Note: VRF-Lite is required for this feature!

Q-in-VNI on NSX-T Routers

When configuring an interface on a VRF, the following option (Access VLAN ID) becomes available. Select the appropriate "inside" VLAN for each sub-interface:

VRF Lite Configuration

We then configure the sub-interfaces - the tenant VM is unaware that it's being wrapped into an overlay:

Unsurprisingly, this feature just works. NSX-T is designed to provide a multi-tenant cloud-like environment, and VLAN caps are a huge problem in that space. In this example, we created 2 subinterfaces in the same VRF - normally tenants would not share a VLAN.

Q-in-VNI Design Patterns

Offering Q-in-VNI on a Tier-0 solves valuable use cases for multi-tenant platform services. The primary focus of these solultions is customer empowerment - VMware isn't taking sides on matters of :"vi vs emacs", "Juniper vs Cisco", etc. Instead, we as CSPs can provide a few design patterns that enable a customer to leverage their own chosen methods, or even to allow an ISP to integrate crisply and effectively with their telecommunications services.

Q-in-Q Design Pattern

NSX-T has some fairly small scalability limits for CSPs leveraging the default recommended design pattern (160 standalone Tier-0s), and the ultimate best solution is to leverage multiple NSX Data Center instances to accommodate. If the desired number of tenants is above, say, twice that, the VRF-Lite feature allows an infrastructure engineer to deploy 100 routing tables per Tier-0.

VRF-Lite enables scaling to 4,000 Tier-1 gateways at this level, and a highly theoretical maximum of 160,000, but the primary advantage of this approach is that customers can bring their own networking easily and smoothly, front-ending NSX components with their preferred Network OS. Customers and Infrastructure engineers extend the feature set and reducing strain on NSX at the same time, creating a scenario where both the customer and the infrastructure benefit cooperatively.

Note: VMware's current configuration maximums are provided here: https://configmax.esp.vmware.com/guest?vmwareproduct=VMware%20NSX>

Q-in-Q Design Pattern, Customer VNF

VRF-Lite can also be built to provide a solution where customers can "hair-pin" their tenant routing tables to a virtual firewall over the same VN-Segment. Enterprise teams leveraging NSX Data Center benefit the most from this approach, because common virtual firewall deployments are limited by the number of interfaces available on a VM. This design pattern empowers customers by permitting infrastructure engineers to construct thousands of macrosegmentation zones if desired.

Q-in-Q on NSX-T Routers

Time to test out the more complex option!
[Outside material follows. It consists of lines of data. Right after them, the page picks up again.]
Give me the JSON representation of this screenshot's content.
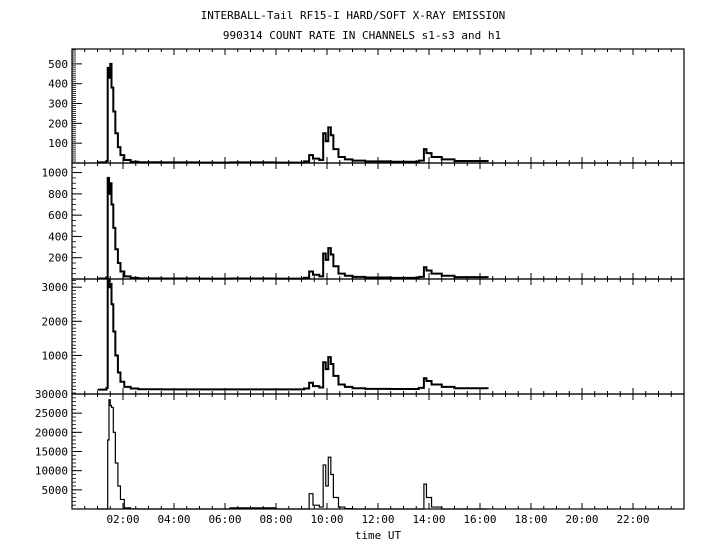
{
  "chart_data": {
    "type": "line",
    "title": "INTERBALL-Tail RF15-I HARD/SOFT X-RAY EMISSION",
    "subtitle": "990314  COUNT RATE IN CHANNELS s1-s3 and h1",
    "xlabel": "time UT",
    "xlim": [
      0,
      24
    ],
    "x_tick_labels": [
      "02:00",
      "04:00",
      "06:00",
      "08:00",
      "10:00",
      "12:00",
      "14:00",
      "16:00",
      "18:00",
      "20:00",
      "22:00"
    ],
    "x_tick_hours": [
      2,
      4,
      6,
      8,
      10,
      12,
      14,
      16,
      18,
      20,
      22
    ],
    "x": [
      1.0,
      1.35,
      1.4,
      1.45,
      1.5,
      1.55,
      1.62,
      1.7,
      1.8,
      1.9,
      2.05,
      2.3,
      2.6,
      3.5,
      5.0,
      6.2,
      8.0,
      9.1,
      9.3,
      9.45,
      9.7,
      9.85,
      9.95,
      10.05,
      10.15,
      10.25,
      10.45,
      10.7,
      11.0,
      11.5,
      12.5,
      13.6,
      13.8,
      13.9,
      14.1,
      14.5,
      15.0,
      16.3
    ],
    "panels": [
      {
        "name": "s1",
        "ylim": [
          0,
          575
        ],
        "yticks": [
          100,
          200,
          300,
          400,
          500
        ],
        "ytick_labels": [
          "100",
          "200",
          "300",
          "400",
          "500"
        ],
        "minor_step": 10,
        "values": [
          3,
          10,
          480,
          430,
          500,
          380,
          260,
          150,
          80,
          40,
          15,
          6,
          4,
          3,
          2,
          3,
          2,
          8,
          40,
          22,
          15,
          150,
          110,
          180,
          140,
          70,
          30,
          18,
          12,
          8,
          6,
          12,
          70,
          50,
          30,
          18,
          10,
          6
        ]
      },
      {
        "name": "s2",
        "ylim": [
          0,
          1090
        ],
        "yticks": [
          200,
          400,
          600,
          800,
          1000
        ],
        "ytick_labels": [
          "200",
          "400",
          "600",
          "800",
          "1000"
        ],
        "minor_step": 50,
        "values": [
          5,
          15,
          950,
          800,
          900,
          700,
          480,
          280,
          150,
          70,
          25,
          10,
          6,
          5,
          4,
          5,
          4,
          12,
          70,
          40,
          25,
          240,
          180,
          290,
          230,
          120,
          50,
          30,
          20,
          14,
          10,
          20,
          110,
          80,
          50,
          30,
          18,
          10
        ]
      },
      {
        "name": "s3",
        "ylim": [
          -130,
          3240
        ],
        "yticks": [
          1000,
          2000,
          3000
        ],
        "ytick_labels": [
          "1000",
          "2000",
          "3000"
        ],
        "minor_step": 100,
        "values": [
          0,
          50,
          3300,
          3000,
          3100,
          2500,
          1700,
          1000,
          500,
          230,
          80,
          30,
          10,
          5,
          5,
          5,
          5,
          30,
          200,
          100,
          60,
          800,
          600,
          950,
          750,
          400,
          150,
          80,
          40,
          20,
          15,
          50,
          330,
          250,
          150,
          80,
          40,
          20
        ]
      },
      {
        "name": "h1",
        "ylim": [
          0,
          30000
        ],
        "yticks": [
          5000,
          10000,
          15000,
          20000,
          25000,
          30000
        ],
        "ytick_labels": [
          "5000",
          "10000",
          "15000",
          "20000",
          "25000",
          "30000"
        ],
        "minor_step": 1000,
        "values": [
          0,
          0,
          18000,
          28500,
          27000,
          26500,
          20000,
          12000,
          6000,
          2500,
          300,
          50,
          0,
          0,
          0,
          300,
          0,
          0,
          4000,
          1000,
          500,
          11500,
          6000,
          13500,
          9000,
          3000,
          500,
          100,
          0,
          0,
          0,
          0,
          6500,
          3000,
          500,
          0,
          0,
          0
        ]
      }
    ],
    "grid": false
  }
}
When I attempt to configure an internal tag with VRF-Lite subinterfaces, the following error is displayed:

NSX Error

Sadly, it appears that Q-in-Q is not supported yet, only Q-in-VNI. Perhaps this feature will be provided at a later date.

Here's the VyOS configuration to perform Q-in-Q:

Retrospective

  • Learn, hypothesize, test is an important cycle for learning and design, and this is why we build home labs. NSX Data Center appeared to support Q-in-Q tagging - but the feature was ultimately for passing a trunk directly to a specific VLAN ID in a port-group.
  • vSphere vDS does not appear to allow Q-in-Q to trunk outwards to other port-groups that do not support VLAN trunking, either.
  • Make sure that MTU can hold inner and outer header without loss. I set the MTU to 1700, but you only need 16 bytes of extra MTU for the 802.1q header.